Laras mengangguk takut- takut. "Kenapa ya, Dok?"

"Gimana makannya? Susah? Gampang?" Dokter Rio menyudahi pemeriksaannya, lalu duduk. Sementara perawat yang bernama suster Evi membantu Laras untuk turun dari ranjang periksa.

"Sering pusing kalau pagi aja sih, Dok. " Laras kini duduk di depan meja dokter.

"Itu lantaran Bu Laras kurang makan. Janin dalam kandungan Bu Laras hanya mengambil sari- sari makanan lewat plasenta. Nah yang diambil adalah nutrisi dari tubuh ibu. Kalau ibunya kurang makan, praktis si sumber makanan bagi janin nggak terpenuhi. Asupan makanannya berkurang. Bisa dibilang, rasa pusing ibu itu adalah bentuk protes dari si adek." Dokter Rio menguraikan dengan sabar. Membuat Laras tertegun.

"Makan ya, Bu. Sayang banget kan kalau nggak dijaga kandungannya. Janin Bu Laras ini sehat. Perkembangannya juga bagus. Sesuai dengan usia kandungan."

"Dan kalau bisa, masak makanan rumah saja. Lebih bagus yang dimasak sendiri. Karena bisa mengontrol kadar gula dan garamnya." Imbuh suster Evi.

"Ba- baik,Dok. Suster. "

"Minum susu hamil?"

"Kalau minum yang bukan susu hamil boleh, Dok?"

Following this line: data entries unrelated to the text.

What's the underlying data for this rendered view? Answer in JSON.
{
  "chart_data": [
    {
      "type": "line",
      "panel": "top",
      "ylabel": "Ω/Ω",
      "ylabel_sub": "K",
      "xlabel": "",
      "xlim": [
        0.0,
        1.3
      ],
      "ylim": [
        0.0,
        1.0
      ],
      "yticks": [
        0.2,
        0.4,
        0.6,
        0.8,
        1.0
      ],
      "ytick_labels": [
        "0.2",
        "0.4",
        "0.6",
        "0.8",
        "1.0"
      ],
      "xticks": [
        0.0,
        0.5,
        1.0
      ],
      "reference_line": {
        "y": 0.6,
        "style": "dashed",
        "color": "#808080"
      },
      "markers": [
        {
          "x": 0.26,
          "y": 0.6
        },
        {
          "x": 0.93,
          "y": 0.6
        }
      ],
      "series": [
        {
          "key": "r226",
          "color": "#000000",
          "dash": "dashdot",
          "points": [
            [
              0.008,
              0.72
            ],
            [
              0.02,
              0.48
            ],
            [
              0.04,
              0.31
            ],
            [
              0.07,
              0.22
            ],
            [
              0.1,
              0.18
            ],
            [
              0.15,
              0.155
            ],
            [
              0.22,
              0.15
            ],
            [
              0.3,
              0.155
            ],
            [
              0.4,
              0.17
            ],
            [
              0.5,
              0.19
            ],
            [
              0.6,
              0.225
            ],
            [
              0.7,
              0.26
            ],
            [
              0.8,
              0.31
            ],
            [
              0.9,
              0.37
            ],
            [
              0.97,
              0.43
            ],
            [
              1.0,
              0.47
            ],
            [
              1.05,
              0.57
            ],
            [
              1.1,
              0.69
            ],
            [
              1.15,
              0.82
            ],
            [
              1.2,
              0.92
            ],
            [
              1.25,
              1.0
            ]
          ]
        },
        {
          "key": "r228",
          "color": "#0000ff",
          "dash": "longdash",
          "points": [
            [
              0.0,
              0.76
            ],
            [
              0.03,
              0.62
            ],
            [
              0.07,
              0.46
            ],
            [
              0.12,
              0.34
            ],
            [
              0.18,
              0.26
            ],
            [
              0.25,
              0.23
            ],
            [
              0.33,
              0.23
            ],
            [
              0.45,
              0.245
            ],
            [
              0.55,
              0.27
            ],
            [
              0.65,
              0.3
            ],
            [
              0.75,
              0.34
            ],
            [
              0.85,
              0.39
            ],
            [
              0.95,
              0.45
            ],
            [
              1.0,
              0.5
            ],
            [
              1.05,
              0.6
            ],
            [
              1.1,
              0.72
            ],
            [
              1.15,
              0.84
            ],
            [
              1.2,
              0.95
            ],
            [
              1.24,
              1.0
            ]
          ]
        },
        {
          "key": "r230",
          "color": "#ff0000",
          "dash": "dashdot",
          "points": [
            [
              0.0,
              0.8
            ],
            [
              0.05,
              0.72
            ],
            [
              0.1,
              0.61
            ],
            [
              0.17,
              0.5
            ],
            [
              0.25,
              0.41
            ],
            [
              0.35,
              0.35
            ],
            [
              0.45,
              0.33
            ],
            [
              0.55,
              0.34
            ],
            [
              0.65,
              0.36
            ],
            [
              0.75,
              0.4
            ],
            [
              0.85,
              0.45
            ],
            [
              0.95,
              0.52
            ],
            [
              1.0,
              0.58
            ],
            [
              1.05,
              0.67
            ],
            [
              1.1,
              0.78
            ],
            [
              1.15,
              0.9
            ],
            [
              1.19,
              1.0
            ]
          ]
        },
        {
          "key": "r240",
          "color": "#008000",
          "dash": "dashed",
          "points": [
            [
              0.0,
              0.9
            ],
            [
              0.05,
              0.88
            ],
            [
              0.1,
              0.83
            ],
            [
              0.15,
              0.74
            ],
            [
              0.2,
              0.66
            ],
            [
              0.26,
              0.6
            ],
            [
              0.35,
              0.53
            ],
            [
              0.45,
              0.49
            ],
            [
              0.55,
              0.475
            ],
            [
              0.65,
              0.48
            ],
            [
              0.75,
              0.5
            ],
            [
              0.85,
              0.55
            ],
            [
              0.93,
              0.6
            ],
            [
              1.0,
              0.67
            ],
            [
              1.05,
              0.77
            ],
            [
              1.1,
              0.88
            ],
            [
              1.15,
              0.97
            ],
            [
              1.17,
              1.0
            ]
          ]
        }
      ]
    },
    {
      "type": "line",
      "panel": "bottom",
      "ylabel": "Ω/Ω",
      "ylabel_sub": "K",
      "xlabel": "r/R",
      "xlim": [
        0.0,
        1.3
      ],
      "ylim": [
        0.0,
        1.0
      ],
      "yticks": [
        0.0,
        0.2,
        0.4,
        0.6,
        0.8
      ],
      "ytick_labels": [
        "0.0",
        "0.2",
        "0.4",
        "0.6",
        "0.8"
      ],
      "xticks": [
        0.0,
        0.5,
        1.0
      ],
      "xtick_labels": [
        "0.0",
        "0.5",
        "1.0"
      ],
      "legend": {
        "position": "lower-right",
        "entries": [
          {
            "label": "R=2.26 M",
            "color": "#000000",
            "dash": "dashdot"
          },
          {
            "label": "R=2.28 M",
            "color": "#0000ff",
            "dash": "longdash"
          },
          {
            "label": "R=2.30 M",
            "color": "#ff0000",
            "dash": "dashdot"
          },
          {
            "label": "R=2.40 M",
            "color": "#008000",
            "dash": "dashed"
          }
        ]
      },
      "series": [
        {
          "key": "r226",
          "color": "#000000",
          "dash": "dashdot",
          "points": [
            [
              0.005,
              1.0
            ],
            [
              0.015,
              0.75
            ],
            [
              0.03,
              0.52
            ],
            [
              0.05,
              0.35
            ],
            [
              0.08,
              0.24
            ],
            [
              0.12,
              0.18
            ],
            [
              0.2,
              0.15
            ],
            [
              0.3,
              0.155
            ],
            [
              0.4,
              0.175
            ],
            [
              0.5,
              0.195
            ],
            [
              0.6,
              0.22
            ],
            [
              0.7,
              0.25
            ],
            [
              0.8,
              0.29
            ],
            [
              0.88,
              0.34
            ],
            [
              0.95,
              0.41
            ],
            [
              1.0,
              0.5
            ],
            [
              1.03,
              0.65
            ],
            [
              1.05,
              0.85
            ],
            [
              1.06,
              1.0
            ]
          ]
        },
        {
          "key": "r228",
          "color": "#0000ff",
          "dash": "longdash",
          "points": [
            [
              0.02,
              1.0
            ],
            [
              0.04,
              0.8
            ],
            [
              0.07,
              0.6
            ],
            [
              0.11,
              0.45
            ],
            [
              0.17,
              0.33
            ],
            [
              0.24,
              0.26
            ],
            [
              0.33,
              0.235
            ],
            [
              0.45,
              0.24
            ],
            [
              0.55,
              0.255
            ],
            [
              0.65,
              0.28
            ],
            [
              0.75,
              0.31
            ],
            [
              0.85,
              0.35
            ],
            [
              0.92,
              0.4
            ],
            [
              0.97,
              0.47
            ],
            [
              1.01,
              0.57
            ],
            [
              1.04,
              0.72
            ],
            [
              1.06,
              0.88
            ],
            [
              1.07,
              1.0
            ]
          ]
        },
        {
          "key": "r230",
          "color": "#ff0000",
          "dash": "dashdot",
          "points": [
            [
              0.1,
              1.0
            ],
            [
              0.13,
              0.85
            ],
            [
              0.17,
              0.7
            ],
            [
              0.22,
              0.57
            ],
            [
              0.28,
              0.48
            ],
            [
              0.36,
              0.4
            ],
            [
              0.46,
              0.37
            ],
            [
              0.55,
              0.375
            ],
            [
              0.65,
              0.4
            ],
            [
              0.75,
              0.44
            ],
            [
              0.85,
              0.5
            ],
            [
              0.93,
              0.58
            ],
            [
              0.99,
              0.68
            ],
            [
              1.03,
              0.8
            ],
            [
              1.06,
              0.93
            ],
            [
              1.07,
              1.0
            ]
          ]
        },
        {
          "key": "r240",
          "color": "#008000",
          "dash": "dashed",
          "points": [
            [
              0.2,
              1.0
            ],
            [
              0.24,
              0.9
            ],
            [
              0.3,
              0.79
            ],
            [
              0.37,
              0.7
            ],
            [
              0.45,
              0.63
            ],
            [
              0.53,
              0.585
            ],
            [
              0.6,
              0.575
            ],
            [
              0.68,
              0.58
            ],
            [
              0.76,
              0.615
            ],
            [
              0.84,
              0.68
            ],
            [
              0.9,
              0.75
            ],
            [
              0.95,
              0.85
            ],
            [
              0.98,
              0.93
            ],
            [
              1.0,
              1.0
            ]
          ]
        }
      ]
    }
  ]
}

"Boleh- boleh saja. Asal matang. Tapi yang namanya susu hamil itu sudah paling pas nutrisinya untuk ibu mengandung. Kalau bosan bisa ganti susu kacang. Entah itu kacang kedelai, atau susu kacang almond. Jangan makan makanan mentah, ya?"

Laras mengangguk. Namun, ia tak dapat menahan dirinya untuk menghela napas berat. Membuat Dokter Rio dan suster Evi menatapnya iba.

Sepulangnya dari tempat praktik dokter Rio, Laras kebingungan. Selain berdinas di rumah sakit kawasan Jakarta pusat, dokter Rio juga membuka praktik di samping rumahnya yang terletak di perumahan kawasan Kebagusan. Tempatnya cukup asri dan tenang.

Laras tidak tahu, harus melangkahkan kakinya ke mana. Pulang ke indekos pun ia malas.

Masalah kehamilan ini membuat pikirannya buntu. Dia tidak bisa menyembunyikan kehamilan ini selamanya.

Dalam kekalutan pikirannya, Laras tidak menyadari, jika dirinya sudah berjalan mengarah ke bahu jalan, sehingga ia terserempet motor dan nyaris jatuh, jika saja seseorang tidak menyambar tubuhnya.